Research

I'm currently a CIRAD (French Agricultural Research Centre Working for International Development) research engineer working in Montpellier, in the IATE team (Agropolymer Engineering and Emerging Technologies). Although I'm interested in many aspects of uncertainty theories (including decision theory, graphical models, statistical inference, ...) and of applied mathematics (interval computations, operational research, ...), I'm currently focusing my research on the following subjects :

• Practical representations of uncertainty
• Information fusion
• Dependence/independence notions
• Propagation of uncertainty through mathematical models (including reverse propagation)
• Sensitivity analysis in presence of imprecision
• Knowledge discovery, (supervised) learning methods, classification
  

Information, uncertainty and imprecision are part of our everyday decisions (just think how you park your car, how you estimate the duration of a trip,... ). As long as these decisions do not involve too high stakes and do not concern too much people, informal processing is sufficient (One seldom run complex algorithms to decide wether he should take a car, a bike or a bus to go to work). But, if stakes are high and system complex, decisions have to be justified and formal processing must be used to treat information, uncertainty and imprecision. This is a major goal of uncertainty theories : dealing with available information (with a minimal amount of added assumptions) to take decision. Indeed, at the end, most of the problems end up with a decision to take.

Probability theory is undoubtedly the oldest theory of uncertainty and is of major importance. Nevertheless, it can be argued that classical probabilities are too precise to model scarce, unreliable or imprecise information, and that in this latter case imprecision or lack of knowledge have to be modeled by another means. Actually, many arguments indicate that ignorance can't be properly modeled by classical probabilities.
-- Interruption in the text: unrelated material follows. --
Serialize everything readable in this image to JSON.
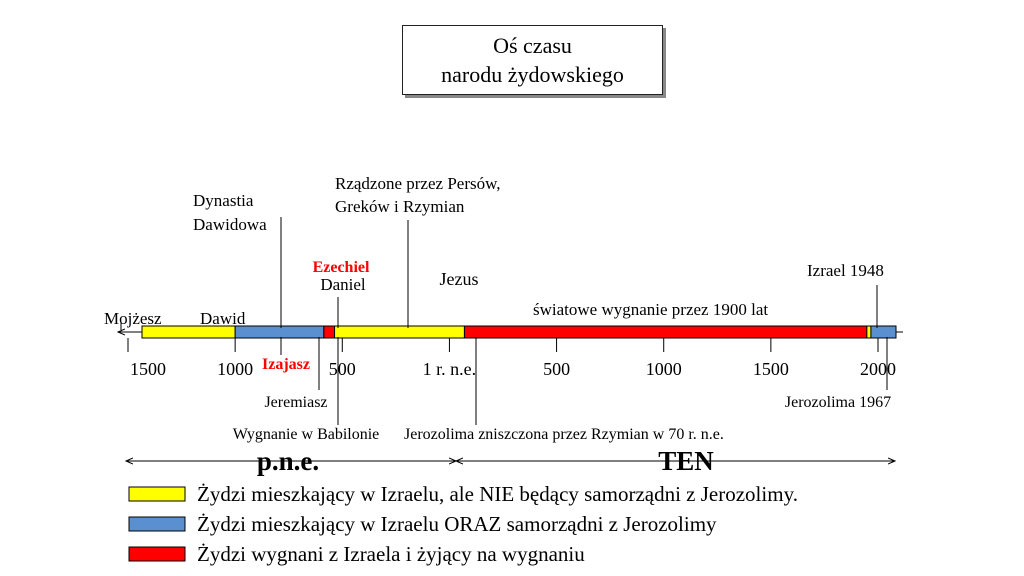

Recent years have witnessed an increasing interest in other uncertainty theories that are able to faithfully deal with both imprecision and uncertainty. Although other propositions exist, three main theories have emerged as the main candidates, not to replace, but to complement probability theory : possibility theory, evidence theory and imprecise probability theory.

Possibility Theory

Although possibility theory has emerged from fuzzy logic, and that possibility distributions are formally equivalent to fuzzy sets, ideas, applications and interpretations of possibility theory are very far from being a simple by-product of fuzzy logic. Its more interesting side is with little doubt its qualitative aspects, allowing one to deal with purely ordinal considerations without any need of numerical evaluations. On the other side, quantitative possibility theory offers a simple framework which is computationally convenient and has a very intuitive interpretation in term of nested confidence interval. Quantative possibility theory has two main interpretations : it can considered as a direct extension of interval computation, or as the simplest model of a family of probability.  Of course, simplicity often means less expressive power, and this is the case here. So, one can wish to deal with more expressive theories, such as evidence theory or imprecise probability theory.

Evidence Theory

Evidence theory is often quoted as Dempster-Shafer theory, although it can have different interpretations, depending if it is considered as a special case of imprecise probabilities or as a model by itself. Dempster's view is more in agreement with the former case, while Shafer's original interpretation is related to the latter. This last interpretation has retain the attention of Philippe Smets, who used it as a basis for his Transferable Belief Model. Although many formal results and operations are the same in the two interpretations, Dempster's model and the TBM both rely on very different axiomatic. While Dempster model consists of a multi-valued mapping from a probability space to another space, TBM rely on three main different axioms : An open world assumption (allowing for unknown state of the world), a credal state, where evidence are entertained, discounted and revised and a pignistic state where decision is finally made (transforming the belief model into a pignistic probability).

Imprecise probabilities

Roughly speaking, imprecise probabilities consider sets of probability distributions instead of a single probability distribution, allowing thus uncertainty evaluation  to be imprecise. This theory, mainly developped by Peter Walley,  has many similarities with the subjective interpretation of probability developed by Bruno De Finetti (but is far from a mere extension of this theory). Provided one accepts Walley's behavioural interpretation of imprecise probabilities, this theory has a nice unifying feature, since both possibility theory and evidence theory can then be seen as special cases of imprecise probability. This theory has a very high expressive power and allows for a lot of flexibility, but this expressiveness is often paid by an higher computational complexity (The issue of making imprecise probabilistic model, being very important in practical applications, is considered by numerous authors).